UFC Lightweight Picture Clears Up at UFC 127

Frankie Edgar vs. Gray Maynard

photo by Josh Hedges/UFC.com

Clearing up a murky lightweight title picture

No division has greater depth and more worthy title contenders than the 155-pound weight class. While the January 1 battle between defending champion Frankie Edgar and the only man to beat him thus far, Gray Maynard, was supposed to result in one or the other reigning atop of the division, the resulting draw only created new opportunities to debate who sits where in the lightweight pecking order.

Sunday morning in Sydney, the picture will start to become a little clearer, as the first of a series of contests between viable contenders enters the Octagon at UFC 127.

George Sotiropoulos probably has the most compelling case for a title shot amongst the pack of lightweights at the top of the division. The Australian jiu-jitsu ace has earned six-straight victories in the UFC, five of those wins coming at the 155-pound limit. In his last three outings, Sotiropoulos has knocked off divisional stalwarts Joe Stevenson, Kurt Pellegrino and Joe Lauzon, pushing his record to 14-2 and establishing himself as a threat within the division.

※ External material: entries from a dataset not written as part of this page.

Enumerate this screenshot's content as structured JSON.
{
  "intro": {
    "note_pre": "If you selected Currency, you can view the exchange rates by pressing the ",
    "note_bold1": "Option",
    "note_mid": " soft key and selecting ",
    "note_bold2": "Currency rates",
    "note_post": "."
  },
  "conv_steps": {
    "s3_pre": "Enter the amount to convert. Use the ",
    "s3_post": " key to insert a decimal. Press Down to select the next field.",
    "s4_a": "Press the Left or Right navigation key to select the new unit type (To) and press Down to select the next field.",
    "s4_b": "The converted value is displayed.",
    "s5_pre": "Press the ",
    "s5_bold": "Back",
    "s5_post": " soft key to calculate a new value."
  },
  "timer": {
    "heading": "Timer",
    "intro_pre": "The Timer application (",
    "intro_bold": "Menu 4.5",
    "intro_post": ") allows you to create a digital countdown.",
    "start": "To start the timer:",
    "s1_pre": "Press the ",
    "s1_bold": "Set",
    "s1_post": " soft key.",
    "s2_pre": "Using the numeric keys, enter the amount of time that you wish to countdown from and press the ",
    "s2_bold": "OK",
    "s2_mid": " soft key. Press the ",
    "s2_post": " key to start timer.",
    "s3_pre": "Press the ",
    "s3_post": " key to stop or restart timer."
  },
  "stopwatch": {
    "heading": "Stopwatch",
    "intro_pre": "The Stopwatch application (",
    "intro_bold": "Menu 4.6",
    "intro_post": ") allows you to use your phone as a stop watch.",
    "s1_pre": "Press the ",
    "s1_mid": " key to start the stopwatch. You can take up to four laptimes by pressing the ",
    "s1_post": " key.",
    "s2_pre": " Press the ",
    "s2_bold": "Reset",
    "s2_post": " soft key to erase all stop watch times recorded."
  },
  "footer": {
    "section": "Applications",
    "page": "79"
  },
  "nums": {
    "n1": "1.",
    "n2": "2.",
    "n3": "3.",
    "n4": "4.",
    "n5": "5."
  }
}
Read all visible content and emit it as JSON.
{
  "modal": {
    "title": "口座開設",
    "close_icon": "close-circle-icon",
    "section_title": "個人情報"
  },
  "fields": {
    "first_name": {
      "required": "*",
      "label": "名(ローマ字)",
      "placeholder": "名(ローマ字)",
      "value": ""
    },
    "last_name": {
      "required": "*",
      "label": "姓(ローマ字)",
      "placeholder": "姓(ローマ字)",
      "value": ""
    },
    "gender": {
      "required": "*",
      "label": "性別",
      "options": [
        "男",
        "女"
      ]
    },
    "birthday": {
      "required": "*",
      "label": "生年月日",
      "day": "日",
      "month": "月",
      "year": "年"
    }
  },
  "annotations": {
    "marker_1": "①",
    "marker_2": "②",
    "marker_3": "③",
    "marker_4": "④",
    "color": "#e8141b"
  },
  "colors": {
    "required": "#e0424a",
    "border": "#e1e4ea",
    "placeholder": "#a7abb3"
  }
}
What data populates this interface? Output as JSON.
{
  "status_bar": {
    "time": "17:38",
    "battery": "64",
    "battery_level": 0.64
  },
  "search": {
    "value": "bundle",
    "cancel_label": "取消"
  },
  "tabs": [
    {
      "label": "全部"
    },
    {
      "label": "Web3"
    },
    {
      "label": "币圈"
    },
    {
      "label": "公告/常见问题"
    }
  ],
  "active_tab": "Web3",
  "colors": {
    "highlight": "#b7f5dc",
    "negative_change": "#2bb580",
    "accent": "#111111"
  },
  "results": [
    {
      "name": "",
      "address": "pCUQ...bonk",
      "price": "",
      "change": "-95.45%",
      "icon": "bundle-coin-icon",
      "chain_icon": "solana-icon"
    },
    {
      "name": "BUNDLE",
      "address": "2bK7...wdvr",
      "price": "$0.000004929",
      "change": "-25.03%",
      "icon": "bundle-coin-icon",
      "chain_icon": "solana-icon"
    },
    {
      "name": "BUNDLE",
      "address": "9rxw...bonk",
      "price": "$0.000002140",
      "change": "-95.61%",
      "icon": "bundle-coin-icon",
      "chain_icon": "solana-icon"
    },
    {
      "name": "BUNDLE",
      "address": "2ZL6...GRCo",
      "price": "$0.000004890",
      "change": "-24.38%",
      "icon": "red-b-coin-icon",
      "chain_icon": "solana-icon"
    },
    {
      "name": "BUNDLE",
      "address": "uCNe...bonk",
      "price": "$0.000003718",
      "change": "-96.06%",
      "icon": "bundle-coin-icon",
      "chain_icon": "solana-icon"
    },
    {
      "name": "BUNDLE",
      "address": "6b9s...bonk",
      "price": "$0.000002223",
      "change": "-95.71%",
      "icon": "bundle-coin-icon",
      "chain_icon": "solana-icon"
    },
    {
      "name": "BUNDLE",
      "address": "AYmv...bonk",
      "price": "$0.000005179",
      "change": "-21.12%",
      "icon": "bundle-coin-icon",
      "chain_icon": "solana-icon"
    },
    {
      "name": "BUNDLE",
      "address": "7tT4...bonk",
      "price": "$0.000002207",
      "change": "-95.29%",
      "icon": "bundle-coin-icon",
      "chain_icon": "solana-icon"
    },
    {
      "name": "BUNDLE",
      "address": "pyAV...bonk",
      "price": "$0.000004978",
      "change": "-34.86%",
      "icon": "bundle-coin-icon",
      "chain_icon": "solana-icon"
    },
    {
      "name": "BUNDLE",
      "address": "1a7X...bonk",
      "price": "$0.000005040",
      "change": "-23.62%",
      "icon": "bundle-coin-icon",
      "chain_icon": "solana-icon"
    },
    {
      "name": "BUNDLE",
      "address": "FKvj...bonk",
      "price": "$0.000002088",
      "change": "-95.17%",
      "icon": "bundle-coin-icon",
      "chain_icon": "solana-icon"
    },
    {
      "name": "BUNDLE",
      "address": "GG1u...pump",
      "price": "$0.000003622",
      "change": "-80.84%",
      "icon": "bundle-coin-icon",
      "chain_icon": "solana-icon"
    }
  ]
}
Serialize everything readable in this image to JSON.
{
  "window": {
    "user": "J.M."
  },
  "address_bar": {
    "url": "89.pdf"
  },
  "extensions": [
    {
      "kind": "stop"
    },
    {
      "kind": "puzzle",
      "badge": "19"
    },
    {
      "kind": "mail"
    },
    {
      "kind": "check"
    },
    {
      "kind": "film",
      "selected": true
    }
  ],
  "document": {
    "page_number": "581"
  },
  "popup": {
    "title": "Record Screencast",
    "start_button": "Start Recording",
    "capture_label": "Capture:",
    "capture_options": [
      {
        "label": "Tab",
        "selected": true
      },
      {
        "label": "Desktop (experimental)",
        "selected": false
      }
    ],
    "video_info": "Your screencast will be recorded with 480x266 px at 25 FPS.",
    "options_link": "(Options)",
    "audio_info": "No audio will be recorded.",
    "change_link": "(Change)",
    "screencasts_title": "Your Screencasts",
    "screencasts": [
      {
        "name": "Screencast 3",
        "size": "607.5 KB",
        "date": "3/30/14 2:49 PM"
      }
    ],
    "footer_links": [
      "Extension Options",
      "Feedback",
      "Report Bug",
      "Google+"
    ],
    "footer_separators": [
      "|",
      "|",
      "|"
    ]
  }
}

Standing alongside Sotiropoulos as a man worthy of a title shot is Jim Miller, who will face unbeaten wrestler Kamal Shalorus in his home state at UFC 128.

The younger half of the Fighting Miller Brothers, the 27-year-old lightweight has also won six straight inside the Octagon and eight fights overall in the UFC. Though he lost to Maynard in his third UFC appearance and hasn’t faced the same assortment of recognizable names as Sotiropoulos in recent fights, Miller has beaten more quality opponents in total than the Australian, and a second consecutive finish over the Shalorus could certainly allow him to climb into the top spot.

What about their opponents? While neither Siver or Shalorus have the momentum of Sotiropoulos or Miller, a victory for either over a proven commodity would definitely put them “in the mix,” as Dana White would say.

That mix also includes Anthony Pettis, the last WEC lightweight champion, who decided to accept a tough fight against Clay Guida instead of sitting on the sidelines waiting for a title shot later in the year.

Opting to face a guy like Guida speaks volumes to the emerging superstar’s confidence and character; while he could have gone the Rashad Evans route and waited his turn, Pettis took the toughest fight available to him, and a win will cement his standing as the top UFC lightweight contender.

Guida has strung together a trio of wins since dropping back-to-back bouts in late 2009, and a win over Pettis would be huge. A four-fight winning streak and his rampant popularity might be enough to place him in a title bout; at the very least, it would set him up alongside Miller and Sotiropoulos as fighters with a strong claim to being next in line.

Melvin Guillard inserted himself into the conversation with an electrifying performance against Evan Dunham at UFC Fight for the Troops 2.

Since he began working with Greg Jackson, Guillard has seemingly realized the vast potential many saw in him during his up-and-down early days in the UFC. He went 3-0 in 2010 and started off 2011 with a win, dropping the highly-regarded Dunham in just under three minutes.

With the top of the division as close as it is right now, Guillard probably needs one more good win to truly be recognized as a contender, but he should get that chance soon. A meeting with the winner of the Miller-Shalorus showdown would certainly help provide further clarity within the division, and it would be an entertaining fight.

Dunham is now a notch below this group after losing to Guillard, and is joined there by Mark Bocek and Ben Henderson. Those two meet at UFC 129 in April, with the winner throwing their name into the collection of fighters all jockeying for position in the lightweight division.

Bocek looked very good in submitting fellow black belt Dustin Hazelett in what turned out to be “McLovin’s” last UFC appearance.

In Henderson you have a former WEC lightweight champion who was on the wrong end of Pettis’ “Showtime Kick” back in December. Despite the loss, Henderson’s accomplishments in the WEC cannot be overlooked; in the span of a year, the 27-year-old Arizona native defeated Anthony Njokuani, Shane Roller, Donald Cerrone and Jamie Varner, winning and defending the WEC lightweight title in that time period.

He followed up his win over Varner with a quick submission win over Cerrone in a rematch of their 2009 battle that landed on a number of Fight of the Year lists. A bounce-back win over a proven veteran like Bocek would put him right back in line for a step up in competition to bring him one step closer to contending.

What makes all of this even more interesting is that the entire division has been overturned in the span of one year.

Gone are former champion B.J. Penn and perennial contender Kenny Florian. Penn jumped up to welterweight, while Florian will drop to featherweight this summer.

Former title challenger Diego Sanchez has returned to welterweight as well, while Joe Stevenson has lost back-to-back bouts and assumed gatekeeper status.

Outside of a handful of match-ups, the guys at the top of the division haven’t really faced each other either; Miller has faced both Edgar and Maynard, but that bout happened before both fighters joined the UFC.

Joe Silva has a blank slate when it comes to cleaning up the lightweight title picture, and it starts this week.